Печатник выполнил обещание: друкарню построил такую, какой и в Кракове нет. Но до чего странен печатник! Мог бы стать всем — первым помощником князя, его любимым воеводой, ночным собеседником. Не сумел. Или же не захотел. Возится в друкарне. Иногда ходит на речку. Но не рыбу ловить, а для того, чтобы просто посидеть на берегу. И не ценит он доверия князя. Не спешит за советами, за подсказкой.

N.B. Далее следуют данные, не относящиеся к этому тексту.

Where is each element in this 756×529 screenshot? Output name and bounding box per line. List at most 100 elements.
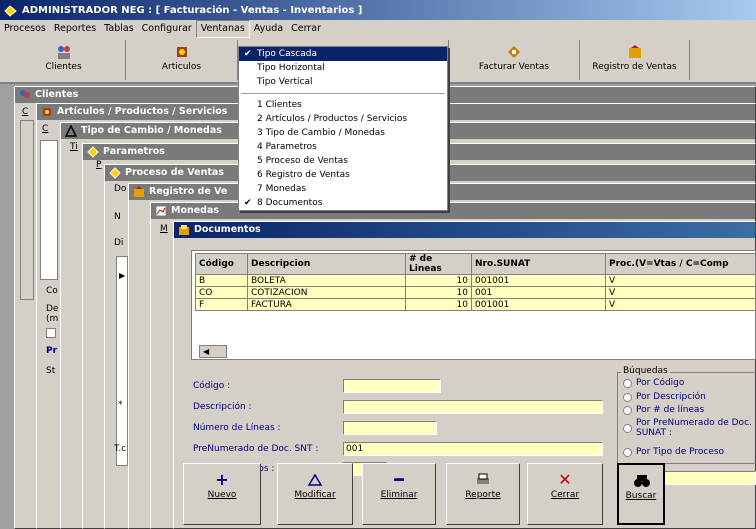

Ну что ж! Иной раз и князьям нужна выдержка. Важно не сразу раскрыть свои карты. Пусть иезуит Скарга считает, что Константина можно обратить в римскую веру. Пусть Иван Вышенский думает, что князь не спит ночами лишь потому, что мечтает все свои силы отдать борьбе за торжество на земле веры греческого закона. Пусть печатник Иван свяжет все свои надежды с князем… Пусть даже римский папа почаще думает об Остроге… А Баторий, если хочет, пусть видит в Константине союзника… Но придет момент, и князь Константин скажет свое слово. Будет ли это победоносный поход на Москву или на Краков? Там поглядим… А мысль Курбского о том, что во главе похода на Москву можно поставить самозваного царевича, не так уж нелепа. Надо только точно выбрать момент. Лучше всего дождаться смерти царя Ивана… А сам себе князь Константин казался бессмертным…

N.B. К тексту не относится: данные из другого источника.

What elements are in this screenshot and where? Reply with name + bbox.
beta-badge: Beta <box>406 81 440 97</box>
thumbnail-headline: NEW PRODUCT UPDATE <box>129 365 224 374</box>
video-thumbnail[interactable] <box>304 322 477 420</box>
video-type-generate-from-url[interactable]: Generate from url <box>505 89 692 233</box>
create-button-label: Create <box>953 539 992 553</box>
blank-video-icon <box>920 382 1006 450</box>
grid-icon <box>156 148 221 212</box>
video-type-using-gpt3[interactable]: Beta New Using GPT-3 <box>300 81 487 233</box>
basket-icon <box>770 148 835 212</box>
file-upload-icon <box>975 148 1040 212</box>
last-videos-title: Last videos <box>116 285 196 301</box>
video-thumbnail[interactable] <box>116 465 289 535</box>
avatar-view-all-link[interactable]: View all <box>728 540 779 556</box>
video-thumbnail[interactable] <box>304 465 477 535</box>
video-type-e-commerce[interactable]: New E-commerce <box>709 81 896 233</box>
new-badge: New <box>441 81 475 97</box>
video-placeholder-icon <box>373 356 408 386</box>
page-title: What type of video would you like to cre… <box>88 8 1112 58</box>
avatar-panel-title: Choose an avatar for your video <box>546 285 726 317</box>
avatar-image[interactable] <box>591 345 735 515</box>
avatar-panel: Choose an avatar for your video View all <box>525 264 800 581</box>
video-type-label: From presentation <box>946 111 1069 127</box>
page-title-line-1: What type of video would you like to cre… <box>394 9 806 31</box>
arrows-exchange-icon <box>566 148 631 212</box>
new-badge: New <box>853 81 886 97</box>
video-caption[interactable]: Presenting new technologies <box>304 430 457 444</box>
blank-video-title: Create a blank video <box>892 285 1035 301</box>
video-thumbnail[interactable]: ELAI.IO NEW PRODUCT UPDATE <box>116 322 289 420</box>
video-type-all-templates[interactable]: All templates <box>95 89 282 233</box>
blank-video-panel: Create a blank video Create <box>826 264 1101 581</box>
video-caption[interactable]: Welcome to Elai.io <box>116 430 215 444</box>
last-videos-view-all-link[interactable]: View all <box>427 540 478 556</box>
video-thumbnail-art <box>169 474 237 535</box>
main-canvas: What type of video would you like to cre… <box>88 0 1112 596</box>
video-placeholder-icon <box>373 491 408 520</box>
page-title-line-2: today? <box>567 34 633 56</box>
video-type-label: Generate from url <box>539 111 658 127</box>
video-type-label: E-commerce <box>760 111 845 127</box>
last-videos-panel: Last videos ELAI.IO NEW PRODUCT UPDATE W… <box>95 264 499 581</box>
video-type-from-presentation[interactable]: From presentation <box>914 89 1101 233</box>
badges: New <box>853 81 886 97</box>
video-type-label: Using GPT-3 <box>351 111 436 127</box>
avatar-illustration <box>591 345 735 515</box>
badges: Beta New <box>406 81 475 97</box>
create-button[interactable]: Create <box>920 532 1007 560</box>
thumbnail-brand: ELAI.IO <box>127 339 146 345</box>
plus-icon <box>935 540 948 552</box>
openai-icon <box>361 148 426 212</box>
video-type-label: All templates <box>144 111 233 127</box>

Вошел Северин. Он сказал князю, что опять пришел фискал Данилка. Данилку впустили. И тот, переминаясь с ноги на ногу, теребя в руках шапку, рассказал о порке Торквани.
— Разве я велел? — спросил Константин.
Данилка испугался. Он объяснил, что припадки бывают у Гальшки после визитов Беаты, а особенно Торквани. Это заметили. Решили угодить князю.
— Да ты не волнуйся! — сказал Константин. — За усердие не карают. Но ведь Торквани теперь разболтает о порке.